Désolée Turk ton père a proposé au mien de payer mes études à condition qu’on se sépare, un deal merdique mais mes vieux y tiennent, ma seule chance pour une bonne fac et tout, pas trop fiers pour refuser le fric d’un sectaire, etc. Je les enverrais bien au diable mais quel genre de vie on pourrait avoir, fauchés et jeunes + même si je t’aime combien de temps avant qu’on commence à se détester pour ce que l’amour nous coûte ? Ne t’en prends qu’à moi pour ça je sais que j’ai le choix et je fais sans doute le mauvais mais c’est ma vie et je dois penser à l’avenir. Suis en larmes, n’écris plus stp.

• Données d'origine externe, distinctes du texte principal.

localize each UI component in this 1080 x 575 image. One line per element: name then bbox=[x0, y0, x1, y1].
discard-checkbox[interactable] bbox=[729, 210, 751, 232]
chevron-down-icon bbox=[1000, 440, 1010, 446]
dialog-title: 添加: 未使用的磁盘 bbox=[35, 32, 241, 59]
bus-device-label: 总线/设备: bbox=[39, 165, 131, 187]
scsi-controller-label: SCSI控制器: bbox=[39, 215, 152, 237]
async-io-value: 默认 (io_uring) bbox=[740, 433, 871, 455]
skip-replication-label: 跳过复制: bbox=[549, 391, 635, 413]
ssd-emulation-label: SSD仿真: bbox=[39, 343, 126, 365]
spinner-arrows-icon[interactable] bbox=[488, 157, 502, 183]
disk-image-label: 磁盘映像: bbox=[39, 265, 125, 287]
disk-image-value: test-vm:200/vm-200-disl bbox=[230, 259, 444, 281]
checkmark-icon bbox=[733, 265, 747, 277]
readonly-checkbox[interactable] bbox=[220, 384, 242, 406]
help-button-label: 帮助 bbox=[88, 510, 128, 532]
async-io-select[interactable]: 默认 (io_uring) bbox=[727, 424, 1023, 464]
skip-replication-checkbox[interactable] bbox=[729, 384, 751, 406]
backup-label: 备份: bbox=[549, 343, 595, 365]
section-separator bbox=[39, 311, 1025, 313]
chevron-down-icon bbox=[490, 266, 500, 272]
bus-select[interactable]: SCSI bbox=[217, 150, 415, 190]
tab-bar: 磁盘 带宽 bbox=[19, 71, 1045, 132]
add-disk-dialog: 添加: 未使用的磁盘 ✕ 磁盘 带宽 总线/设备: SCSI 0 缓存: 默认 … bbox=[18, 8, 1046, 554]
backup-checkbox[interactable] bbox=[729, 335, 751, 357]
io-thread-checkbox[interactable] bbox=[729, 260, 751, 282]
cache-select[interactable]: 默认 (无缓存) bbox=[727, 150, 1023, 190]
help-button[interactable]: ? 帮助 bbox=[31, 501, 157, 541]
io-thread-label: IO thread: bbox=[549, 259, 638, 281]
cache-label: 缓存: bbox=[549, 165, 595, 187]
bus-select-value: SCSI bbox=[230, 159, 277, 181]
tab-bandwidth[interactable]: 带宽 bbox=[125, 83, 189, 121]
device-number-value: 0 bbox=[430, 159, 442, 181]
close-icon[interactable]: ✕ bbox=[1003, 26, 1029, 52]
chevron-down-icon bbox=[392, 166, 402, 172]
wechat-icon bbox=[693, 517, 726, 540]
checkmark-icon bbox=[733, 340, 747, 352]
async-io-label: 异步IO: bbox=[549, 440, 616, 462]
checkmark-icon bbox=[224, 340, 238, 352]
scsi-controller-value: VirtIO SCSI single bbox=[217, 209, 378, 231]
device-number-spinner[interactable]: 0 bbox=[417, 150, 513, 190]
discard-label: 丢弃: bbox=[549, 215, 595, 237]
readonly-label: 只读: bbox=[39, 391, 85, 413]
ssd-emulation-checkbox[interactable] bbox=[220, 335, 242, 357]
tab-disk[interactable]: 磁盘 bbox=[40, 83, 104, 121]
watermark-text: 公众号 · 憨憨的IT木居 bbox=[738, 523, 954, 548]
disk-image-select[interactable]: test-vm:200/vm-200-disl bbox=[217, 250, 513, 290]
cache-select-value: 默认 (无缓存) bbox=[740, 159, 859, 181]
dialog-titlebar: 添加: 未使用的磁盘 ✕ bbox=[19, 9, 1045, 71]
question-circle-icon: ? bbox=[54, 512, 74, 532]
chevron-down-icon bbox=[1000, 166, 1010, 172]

C’est grâce à ce bâtiment bas en briques que mon père avait pu acheter notre maison, notre piscine, les vêtements que je portais, ainsi que la sédition et la trahison de mes meilleurs espoirs. Cet entrepôt et les affaires qu’il y menait avaient causé la tristesse chronique de ma mère et mon humiliation complète. Voilà pourquoi il m’était venu à l’idée, avec la force d’une révélation, de réduire ce bâtiment en cendres. Pour arriver à la vengeance, oui, mais aussi à la purification par le feu. J’avais lu que, sur les champs de bataille, on cautérisait parfois les plaies qu’on n’arrivait pas à empêcher de saigner. Je saignais et cet entrepôt était ma plaie.

La pluie gargouillait dans un égout à mes pieds, où se sont échoués des morceaux de papier, des mégots de cigarettes et un vieux préservatif pâle et flasque comme une méduse. Le gardien de nuit faisait sa ronde. Je voyais le faisceau de sa torche passer sur les hautes fenêtres quand il changeait de pièce. J’ai attendu qu’il arrive (selon mes calculs) à l’extrémité du bâtiment avant de traverser les quais de chargement et de gravir les quelques marches qui menaient à l’entrée de service de l’entrepôt, une porte métallique peinte en kaki. On avait installé à côté un verrou à deux étapes : une clé physique donnait accès à un pavé numérique. J’avais pris la clé dans le tiroir du haut du bureau de mon père à la maison et je me souvenais du code pour avoir vu mon père le composer la dernière fois qu’il m’avait emmené (je m’en rappelais parce qu’il m’avait paru d’une simplicité ridicule : c’était son année de naissance).